Association of Race and Ethnicity with Prescriptions for Continuous Glucose Monitoring Systems Among a National Sample of Veterans with Diabetes on Insulin Therapy
Continuous glucose monitoring (CGM) can improve glycemic control in people with diabetes on insulin therapy. We assessed rates of prescriptions for CGM in a national sample of Veterans across subgroups defined by race and ethnicity. This cross-sectional analysis of data from the U.S. Veterans Health Administration included adults with type 1 or type 2 diabetes on insulin therapy.
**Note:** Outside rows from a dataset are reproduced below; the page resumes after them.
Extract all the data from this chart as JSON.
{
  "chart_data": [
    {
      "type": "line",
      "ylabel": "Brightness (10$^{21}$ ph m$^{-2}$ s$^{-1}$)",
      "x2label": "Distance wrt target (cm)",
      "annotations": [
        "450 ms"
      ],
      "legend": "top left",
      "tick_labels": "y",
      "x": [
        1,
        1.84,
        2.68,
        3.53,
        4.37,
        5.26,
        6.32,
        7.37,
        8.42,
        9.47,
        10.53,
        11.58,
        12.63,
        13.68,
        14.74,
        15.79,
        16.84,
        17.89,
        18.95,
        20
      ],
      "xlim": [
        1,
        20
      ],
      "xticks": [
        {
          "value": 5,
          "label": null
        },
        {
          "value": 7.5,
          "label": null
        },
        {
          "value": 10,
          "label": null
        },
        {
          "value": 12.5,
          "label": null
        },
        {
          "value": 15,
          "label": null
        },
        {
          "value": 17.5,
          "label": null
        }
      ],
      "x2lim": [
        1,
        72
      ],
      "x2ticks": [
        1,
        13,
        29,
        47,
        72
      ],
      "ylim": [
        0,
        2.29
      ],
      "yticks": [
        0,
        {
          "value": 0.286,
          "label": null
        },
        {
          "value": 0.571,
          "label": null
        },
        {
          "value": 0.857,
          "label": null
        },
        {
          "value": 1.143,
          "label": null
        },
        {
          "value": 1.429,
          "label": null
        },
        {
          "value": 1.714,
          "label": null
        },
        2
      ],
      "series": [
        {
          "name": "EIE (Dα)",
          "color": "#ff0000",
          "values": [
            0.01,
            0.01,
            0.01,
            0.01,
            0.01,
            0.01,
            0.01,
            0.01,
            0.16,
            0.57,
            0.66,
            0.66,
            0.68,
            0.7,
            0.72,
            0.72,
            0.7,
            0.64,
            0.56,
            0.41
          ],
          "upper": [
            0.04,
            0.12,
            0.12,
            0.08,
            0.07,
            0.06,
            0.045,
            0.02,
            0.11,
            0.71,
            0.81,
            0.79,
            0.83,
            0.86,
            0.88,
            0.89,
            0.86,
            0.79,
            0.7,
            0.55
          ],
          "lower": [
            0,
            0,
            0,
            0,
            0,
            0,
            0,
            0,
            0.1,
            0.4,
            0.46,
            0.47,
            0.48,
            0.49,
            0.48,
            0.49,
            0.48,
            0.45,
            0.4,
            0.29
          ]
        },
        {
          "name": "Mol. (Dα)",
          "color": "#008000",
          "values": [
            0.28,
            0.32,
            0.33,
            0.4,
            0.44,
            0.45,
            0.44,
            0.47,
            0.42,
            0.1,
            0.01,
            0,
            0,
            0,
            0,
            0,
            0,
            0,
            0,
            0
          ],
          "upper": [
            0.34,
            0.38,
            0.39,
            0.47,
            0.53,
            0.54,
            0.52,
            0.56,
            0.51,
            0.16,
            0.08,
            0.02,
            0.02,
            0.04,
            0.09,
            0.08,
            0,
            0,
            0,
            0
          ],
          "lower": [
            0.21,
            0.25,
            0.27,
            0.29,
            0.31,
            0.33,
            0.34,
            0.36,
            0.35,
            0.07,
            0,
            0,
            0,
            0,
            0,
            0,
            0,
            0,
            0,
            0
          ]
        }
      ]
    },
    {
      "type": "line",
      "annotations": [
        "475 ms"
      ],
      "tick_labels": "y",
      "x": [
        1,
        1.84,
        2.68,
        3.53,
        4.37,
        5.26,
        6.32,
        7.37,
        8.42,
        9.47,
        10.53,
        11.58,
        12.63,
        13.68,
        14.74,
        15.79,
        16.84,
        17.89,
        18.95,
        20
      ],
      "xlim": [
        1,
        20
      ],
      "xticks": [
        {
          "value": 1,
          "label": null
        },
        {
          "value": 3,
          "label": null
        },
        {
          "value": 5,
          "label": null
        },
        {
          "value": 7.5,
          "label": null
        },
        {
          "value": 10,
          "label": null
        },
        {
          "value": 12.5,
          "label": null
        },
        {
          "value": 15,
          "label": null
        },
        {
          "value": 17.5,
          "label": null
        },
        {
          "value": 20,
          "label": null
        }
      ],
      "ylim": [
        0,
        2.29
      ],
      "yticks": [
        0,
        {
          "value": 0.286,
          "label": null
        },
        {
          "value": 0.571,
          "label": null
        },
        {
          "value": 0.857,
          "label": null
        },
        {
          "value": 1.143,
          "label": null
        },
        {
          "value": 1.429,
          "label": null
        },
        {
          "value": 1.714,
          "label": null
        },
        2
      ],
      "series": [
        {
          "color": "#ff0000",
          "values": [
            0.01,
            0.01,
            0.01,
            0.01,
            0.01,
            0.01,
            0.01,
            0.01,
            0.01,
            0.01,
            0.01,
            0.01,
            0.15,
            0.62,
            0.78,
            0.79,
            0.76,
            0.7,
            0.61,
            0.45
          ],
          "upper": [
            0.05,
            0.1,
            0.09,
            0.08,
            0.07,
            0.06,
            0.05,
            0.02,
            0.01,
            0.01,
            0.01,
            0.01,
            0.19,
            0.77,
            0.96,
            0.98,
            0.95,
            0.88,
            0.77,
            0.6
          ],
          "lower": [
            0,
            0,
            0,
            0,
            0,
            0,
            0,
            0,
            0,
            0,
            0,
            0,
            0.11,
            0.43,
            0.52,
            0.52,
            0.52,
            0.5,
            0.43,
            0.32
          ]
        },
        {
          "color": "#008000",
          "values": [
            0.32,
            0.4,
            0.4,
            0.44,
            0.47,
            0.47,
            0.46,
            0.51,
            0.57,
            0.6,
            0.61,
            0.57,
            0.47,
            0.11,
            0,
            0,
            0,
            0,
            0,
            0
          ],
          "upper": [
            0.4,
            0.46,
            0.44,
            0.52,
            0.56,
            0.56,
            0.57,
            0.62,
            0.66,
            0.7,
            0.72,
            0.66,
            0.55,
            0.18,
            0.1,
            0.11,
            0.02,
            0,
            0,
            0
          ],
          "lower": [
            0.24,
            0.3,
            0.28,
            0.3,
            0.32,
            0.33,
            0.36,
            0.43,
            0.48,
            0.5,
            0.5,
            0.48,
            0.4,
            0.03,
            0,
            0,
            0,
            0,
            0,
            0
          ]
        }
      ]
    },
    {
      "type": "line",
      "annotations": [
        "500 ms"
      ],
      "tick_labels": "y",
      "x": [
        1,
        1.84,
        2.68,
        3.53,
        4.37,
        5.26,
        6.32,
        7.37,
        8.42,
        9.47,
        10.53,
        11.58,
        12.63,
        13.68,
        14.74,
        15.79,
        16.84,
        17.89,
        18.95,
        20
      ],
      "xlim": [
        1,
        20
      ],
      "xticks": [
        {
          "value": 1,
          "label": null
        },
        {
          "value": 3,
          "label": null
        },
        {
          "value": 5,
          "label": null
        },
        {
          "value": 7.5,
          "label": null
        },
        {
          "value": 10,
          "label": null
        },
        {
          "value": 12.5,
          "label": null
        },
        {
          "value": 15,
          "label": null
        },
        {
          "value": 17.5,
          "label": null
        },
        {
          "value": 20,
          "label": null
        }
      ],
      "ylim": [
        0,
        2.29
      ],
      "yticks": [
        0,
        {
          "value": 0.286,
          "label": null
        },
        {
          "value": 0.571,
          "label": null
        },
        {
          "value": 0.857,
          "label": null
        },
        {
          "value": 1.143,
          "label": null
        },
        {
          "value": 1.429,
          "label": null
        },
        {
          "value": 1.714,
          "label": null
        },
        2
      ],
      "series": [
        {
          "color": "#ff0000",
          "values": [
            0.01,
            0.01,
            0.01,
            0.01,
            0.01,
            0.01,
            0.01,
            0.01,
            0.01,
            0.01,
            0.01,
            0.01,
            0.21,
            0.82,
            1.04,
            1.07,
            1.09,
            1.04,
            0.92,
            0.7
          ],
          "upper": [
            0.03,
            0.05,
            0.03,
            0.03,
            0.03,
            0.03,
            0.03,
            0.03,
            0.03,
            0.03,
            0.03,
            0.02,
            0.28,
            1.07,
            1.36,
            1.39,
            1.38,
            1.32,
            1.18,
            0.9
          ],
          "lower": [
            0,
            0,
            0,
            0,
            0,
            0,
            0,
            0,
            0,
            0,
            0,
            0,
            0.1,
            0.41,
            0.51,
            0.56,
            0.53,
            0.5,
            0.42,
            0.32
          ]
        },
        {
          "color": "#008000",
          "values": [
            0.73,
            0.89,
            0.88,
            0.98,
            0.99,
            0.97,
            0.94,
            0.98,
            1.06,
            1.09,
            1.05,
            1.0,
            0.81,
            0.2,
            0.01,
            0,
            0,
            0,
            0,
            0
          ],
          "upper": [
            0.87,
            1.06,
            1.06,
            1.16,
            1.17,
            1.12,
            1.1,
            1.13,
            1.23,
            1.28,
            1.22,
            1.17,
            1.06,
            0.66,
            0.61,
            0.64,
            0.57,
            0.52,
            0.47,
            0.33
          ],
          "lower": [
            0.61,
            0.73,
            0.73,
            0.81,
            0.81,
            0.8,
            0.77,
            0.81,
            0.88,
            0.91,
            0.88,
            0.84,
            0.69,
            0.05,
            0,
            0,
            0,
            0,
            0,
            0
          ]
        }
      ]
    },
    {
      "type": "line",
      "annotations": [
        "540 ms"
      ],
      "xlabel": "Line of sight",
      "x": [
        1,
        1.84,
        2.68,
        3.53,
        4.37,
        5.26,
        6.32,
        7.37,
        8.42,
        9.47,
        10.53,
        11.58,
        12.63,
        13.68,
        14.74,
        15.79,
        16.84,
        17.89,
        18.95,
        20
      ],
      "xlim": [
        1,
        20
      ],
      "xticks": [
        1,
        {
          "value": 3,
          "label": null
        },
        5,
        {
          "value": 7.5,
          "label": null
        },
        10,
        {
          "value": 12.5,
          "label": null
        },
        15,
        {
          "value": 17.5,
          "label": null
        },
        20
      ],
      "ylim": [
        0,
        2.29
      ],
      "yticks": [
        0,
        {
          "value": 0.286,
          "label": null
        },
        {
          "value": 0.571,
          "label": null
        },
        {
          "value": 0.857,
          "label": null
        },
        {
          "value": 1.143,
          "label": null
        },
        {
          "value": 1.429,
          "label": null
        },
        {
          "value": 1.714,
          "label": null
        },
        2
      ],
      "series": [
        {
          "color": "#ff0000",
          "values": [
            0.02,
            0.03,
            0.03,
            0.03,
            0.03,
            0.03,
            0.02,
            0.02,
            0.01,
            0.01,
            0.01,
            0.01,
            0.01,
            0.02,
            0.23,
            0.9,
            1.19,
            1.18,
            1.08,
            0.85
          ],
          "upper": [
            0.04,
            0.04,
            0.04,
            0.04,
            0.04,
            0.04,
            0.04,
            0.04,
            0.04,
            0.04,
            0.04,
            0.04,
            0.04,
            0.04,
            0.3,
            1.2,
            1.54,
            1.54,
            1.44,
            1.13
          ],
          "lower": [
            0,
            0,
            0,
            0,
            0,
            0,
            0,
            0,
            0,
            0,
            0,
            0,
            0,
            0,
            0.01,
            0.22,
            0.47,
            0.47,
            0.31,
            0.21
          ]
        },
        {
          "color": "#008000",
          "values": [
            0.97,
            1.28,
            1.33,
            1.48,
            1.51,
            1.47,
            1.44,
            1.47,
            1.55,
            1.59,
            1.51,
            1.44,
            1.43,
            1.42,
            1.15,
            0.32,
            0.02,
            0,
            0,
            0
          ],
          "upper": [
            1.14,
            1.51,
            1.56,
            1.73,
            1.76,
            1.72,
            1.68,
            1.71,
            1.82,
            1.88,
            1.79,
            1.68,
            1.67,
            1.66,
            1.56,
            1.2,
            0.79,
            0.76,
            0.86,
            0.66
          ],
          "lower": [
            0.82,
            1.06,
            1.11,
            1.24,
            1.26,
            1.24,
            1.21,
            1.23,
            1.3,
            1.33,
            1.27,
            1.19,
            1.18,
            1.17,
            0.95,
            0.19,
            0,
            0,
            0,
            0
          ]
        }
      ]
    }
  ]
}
Main exposures included self-reported race and ethnicity, and primary outcome was the percentage of patients with at least one CGM prescription between January 1, 2020, and December 31, 2021. Association of race and ethnicity categories with CGM prescription was examined using multilevel, multivariable mixed-effects models. Among 368,794 patients on insulin (mean age, 68.5 years; 96% male; 96.8% type 2 diabetes; 0.8% American Indian or Alaska Native, 0.7% Asian, 18.9% Black or African American, 0.9% Native Hawaiian or other Pacific Islander, 70.2% White, 2.8% multiracial, 5.7% with unknown race, and 7.0% Hispanic or Latino ethnicity), 11.2% were prescribed CGM. CGM was prescribed for 10.4% American Indian or Alaska Native, 9.7% Asian, 9.2% Black or African American, 9.3% Native Hawaiian or other Pacific Islander, 11.8% White, 11.8% multiracial, and 10.1% patients with unknown race. CGM was prescribed for 8.3% Hispanic or Latino, 11.4% non-Hispanic, and 11.5% of patients with unknown ethnicity. After accounting for patient-, clinical-, and system-level factors, Black or African American patients had significantly lower odds of CGM prescription compared with White patients (adjusted odds ratio [aOR] 0.62, 95% confidence interval [CI] 0.59-0.64), whereas Hispanic or Latino patients had significantly lower odds compared with non-Hispanic patients (aOR 0.79, 95% CI 0.74-0.84). Findings were consistent across subgroups with clinical indications for CGM use. Among Veterans with diabetes on insulin therapy, there were significant disparities in prescribing of CGM technology by race and ethnicity, which require further study and intervention.